If Question 1 were to pass, it would cost Southcoast alone $38 million annually to hire an additional 255 nurses. And since the state would require at least 4,200 additional RNs – and since that supply of nurses does not exist – Hovan said Massachusetts would be forced to recruit RNs from, potentially, overseas. “Layoffs and cutbacks will occur most certainly at Southcoast and at community hospitals,” Hovan said, adding that “everything would be on the table” in terms of cutbacks to fund Question 1’s mandates.

Also speaking at the media event was Cheryl Bartlett, the president and CEO of Greater New Bedford Community Health Center, and the former commissioner of the Massachusetts Department of Public Health during the Deval Patrick Administration. Bartlett was the first RN to serve as DPH Commissioner. She said Question 1 would drain nurses from her health center and others as hospitals, facing the staffing mandate, would offer RN wages well above what health centers could afford. She said access would suffer especially for the patients most at need that rely on community health centers.

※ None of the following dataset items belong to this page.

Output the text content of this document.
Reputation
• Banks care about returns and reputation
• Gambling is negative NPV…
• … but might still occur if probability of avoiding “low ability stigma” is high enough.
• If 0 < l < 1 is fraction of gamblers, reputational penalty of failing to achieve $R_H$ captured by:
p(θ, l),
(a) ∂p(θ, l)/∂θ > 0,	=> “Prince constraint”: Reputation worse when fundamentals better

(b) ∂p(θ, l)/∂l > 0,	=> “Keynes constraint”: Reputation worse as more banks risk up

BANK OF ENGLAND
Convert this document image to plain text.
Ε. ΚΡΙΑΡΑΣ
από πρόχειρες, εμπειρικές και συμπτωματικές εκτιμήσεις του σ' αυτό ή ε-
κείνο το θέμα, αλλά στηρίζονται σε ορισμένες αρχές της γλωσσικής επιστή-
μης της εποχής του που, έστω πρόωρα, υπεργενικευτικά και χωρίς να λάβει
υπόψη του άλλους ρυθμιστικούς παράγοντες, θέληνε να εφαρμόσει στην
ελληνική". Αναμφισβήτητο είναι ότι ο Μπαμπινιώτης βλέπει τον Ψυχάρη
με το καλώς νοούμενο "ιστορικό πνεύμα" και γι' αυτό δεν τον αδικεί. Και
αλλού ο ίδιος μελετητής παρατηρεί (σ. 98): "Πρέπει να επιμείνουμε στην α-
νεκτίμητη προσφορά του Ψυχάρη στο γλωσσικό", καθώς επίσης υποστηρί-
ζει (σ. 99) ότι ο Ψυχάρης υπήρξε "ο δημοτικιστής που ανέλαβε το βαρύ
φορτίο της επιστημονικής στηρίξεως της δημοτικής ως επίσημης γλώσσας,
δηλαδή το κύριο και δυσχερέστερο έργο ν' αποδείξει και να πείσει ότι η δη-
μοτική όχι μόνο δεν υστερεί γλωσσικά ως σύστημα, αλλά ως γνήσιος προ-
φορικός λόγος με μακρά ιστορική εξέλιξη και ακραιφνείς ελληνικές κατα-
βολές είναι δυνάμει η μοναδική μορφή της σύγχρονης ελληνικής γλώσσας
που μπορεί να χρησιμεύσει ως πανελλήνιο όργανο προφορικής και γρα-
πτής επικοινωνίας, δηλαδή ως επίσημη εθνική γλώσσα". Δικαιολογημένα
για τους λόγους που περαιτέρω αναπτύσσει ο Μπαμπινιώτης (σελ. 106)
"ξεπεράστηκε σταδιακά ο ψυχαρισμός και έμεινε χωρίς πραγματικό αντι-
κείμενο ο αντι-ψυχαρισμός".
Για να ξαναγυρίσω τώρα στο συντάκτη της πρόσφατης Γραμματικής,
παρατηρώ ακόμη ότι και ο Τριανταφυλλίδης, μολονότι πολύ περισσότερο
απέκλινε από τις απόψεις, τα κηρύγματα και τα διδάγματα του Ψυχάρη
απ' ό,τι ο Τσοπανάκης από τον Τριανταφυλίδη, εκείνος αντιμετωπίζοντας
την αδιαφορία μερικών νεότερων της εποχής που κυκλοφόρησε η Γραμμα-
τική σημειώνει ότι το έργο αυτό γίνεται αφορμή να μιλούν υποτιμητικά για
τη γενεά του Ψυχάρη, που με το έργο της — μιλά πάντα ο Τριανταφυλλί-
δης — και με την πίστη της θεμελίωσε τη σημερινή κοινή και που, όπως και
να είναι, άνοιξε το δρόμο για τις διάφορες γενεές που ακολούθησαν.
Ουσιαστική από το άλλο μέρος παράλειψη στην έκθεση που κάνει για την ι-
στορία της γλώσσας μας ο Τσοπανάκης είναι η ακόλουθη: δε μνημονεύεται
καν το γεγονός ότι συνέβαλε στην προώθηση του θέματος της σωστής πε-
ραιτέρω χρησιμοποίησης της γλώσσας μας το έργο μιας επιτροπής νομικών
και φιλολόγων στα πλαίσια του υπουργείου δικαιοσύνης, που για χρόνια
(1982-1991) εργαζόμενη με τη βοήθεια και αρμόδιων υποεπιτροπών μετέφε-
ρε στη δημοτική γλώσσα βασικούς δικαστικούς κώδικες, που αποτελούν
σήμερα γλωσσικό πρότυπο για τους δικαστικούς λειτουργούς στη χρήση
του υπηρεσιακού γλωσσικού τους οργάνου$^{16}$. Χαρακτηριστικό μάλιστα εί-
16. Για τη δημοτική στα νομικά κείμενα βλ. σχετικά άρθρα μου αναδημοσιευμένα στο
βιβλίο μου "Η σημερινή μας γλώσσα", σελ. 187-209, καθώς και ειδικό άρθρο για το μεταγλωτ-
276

Also speaking were Registered Nurse Lee Pacheco, New Bedford Mayor Jon Mitchell (D), State Rep. Chris Markey (D-New Bedford), and Rich Kidder, president of the SouthCoast Chamber of Commerce.

Flu Season is Here, but the Spike Hasn’t Arrived – Yet

According to the Department of Public Health, as of October 19, influenza-like illness (defined by fever greater than 100°F and cough and/or sore throat) was at “minimal” intensity in Massachusetts – but it had begun to increase slightly over the previous week.  Flu vaccine is available across the state at multiple locations, including healthcare provider offices, pharmacies, school and workplace vaccination clinics, and flu vaccine clinics sponsored by local boards of health.  A list of flu vaccine availability based on zip code is here. DPH also tracks influenza-associated hospitalizations as a percentage of all hospitalizations. While flu-related ED visits in 2018 are very low, data shows that each year – from mid-December through February – hospitals experience a spike in flu ED visits.  Hospital EDs have cautioned that a nurse’s ability to provide quick care to a patient suffering from flu could be hampered if that nurse is limited by inflexible ratios in an ED as envisioned in Question 1.